To describe the translation of point P(-5, -4) to point P'(-8, -7) using arrow notation, we start with the coordinates of point P and subtract the coordinates of point P':
P' = P - (x, y)
Using the given coordinates, we can calculate the values of x and y:
x = (–8) - (–5) = -8 + 5 = -3
y = (–7) - (–4) = -7 + 4 = -3
Therefore, the arrow notation for the translation is:
P' = P - (-3, -3)
To describe the translation of point P(–5, –4) to point P′(–8, –7) using arrow notation, we need to determine the difference between the x-coordinates and the difference between the y-coordinates.

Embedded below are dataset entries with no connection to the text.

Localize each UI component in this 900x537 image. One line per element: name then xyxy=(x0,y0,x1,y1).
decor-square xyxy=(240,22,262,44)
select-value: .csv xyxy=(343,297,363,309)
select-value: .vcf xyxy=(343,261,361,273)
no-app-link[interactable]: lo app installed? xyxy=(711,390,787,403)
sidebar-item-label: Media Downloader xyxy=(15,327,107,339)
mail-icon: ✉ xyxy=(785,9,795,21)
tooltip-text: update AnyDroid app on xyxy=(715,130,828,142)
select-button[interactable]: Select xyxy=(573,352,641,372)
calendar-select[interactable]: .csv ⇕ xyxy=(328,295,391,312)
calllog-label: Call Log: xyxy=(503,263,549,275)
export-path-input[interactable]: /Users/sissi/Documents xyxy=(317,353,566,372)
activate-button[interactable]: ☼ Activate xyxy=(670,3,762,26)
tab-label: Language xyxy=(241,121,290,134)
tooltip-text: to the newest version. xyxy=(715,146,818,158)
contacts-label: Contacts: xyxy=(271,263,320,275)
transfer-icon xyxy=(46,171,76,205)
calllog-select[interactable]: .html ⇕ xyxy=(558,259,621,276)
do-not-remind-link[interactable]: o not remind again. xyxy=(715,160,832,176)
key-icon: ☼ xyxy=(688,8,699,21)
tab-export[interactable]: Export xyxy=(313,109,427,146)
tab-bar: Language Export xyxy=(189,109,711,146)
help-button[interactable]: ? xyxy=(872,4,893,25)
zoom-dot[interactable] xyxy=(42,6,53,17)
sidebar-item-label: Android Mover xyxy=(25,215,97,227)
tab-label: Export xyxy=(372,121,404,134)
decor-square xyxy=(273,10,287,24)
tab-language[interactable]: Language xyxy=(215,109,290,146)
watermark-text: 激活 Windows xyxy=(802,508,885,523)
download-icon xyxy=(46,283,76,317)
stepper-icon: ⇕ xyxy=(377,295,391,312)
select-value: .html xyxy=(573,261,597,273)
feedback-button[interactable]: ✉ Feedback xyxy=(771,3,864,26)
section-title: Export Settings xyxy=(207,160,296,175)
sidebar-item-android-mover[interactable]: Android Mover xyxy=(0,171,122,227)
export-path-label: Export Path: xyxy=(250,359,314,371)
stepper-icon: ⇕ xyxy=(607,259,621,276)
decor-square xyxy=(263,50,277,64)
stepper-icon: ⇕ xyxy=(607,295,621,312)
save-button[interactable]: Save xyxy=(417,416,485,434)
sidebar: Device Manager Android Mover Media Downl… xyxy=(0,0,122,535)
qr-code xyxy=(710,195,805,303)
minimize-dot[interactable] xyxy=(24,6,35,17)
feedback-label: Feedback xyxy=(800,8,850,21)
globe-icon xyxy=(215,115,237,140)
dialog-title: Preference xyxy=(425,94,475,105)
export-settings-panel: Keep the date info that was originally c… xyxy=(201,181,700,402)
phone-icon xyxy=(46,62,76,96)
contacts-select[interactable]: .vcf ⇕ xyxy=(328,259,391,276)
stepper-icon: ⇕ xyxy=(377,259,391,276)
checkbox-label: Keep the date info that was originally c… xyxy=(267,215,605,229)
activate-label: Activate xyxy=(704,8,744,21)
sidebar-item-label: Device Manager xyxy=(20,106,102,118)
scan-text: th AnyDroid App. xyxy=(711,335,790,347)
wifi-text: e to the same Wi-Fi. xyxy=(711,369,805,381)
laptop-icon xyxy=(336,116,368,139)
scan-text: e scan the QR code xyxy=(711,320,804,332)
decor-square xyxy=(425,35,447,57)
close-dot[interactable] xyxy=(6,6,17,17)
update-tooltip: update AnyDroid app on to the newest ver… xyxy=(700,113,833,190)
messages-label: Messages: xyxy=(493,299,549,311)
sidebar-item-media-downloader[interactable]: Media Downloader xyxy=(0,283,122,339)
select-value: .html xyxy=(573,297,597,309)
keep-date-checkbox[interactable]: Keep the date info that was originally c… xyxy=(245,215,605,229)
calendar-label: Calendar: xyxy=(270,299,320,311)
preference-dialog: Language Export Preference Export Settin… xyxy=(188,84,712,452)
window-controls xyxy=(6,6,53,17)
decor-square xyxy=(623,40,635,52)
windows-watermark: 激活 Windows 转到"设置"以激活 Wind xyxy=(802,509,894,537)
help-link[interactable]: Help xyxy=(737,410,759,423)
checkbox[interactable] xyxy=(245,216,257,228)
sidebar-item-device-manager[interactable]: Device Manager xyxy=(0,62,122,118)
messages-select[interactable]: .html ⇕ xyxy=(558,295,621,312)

The x-coordinate of P has been changed from –5 to –8. The difference is:
–8 – (–5) = –8 + 5 = –3
The y-coordinate of P has been changed from –4 to –7. The difference is:
–7 – (–4) = –7 + 4 = –3
Therefore, the translation can be described as (–3, –3). This means that point P has been translated 3 units to the left and 3 units downward to reach point P′.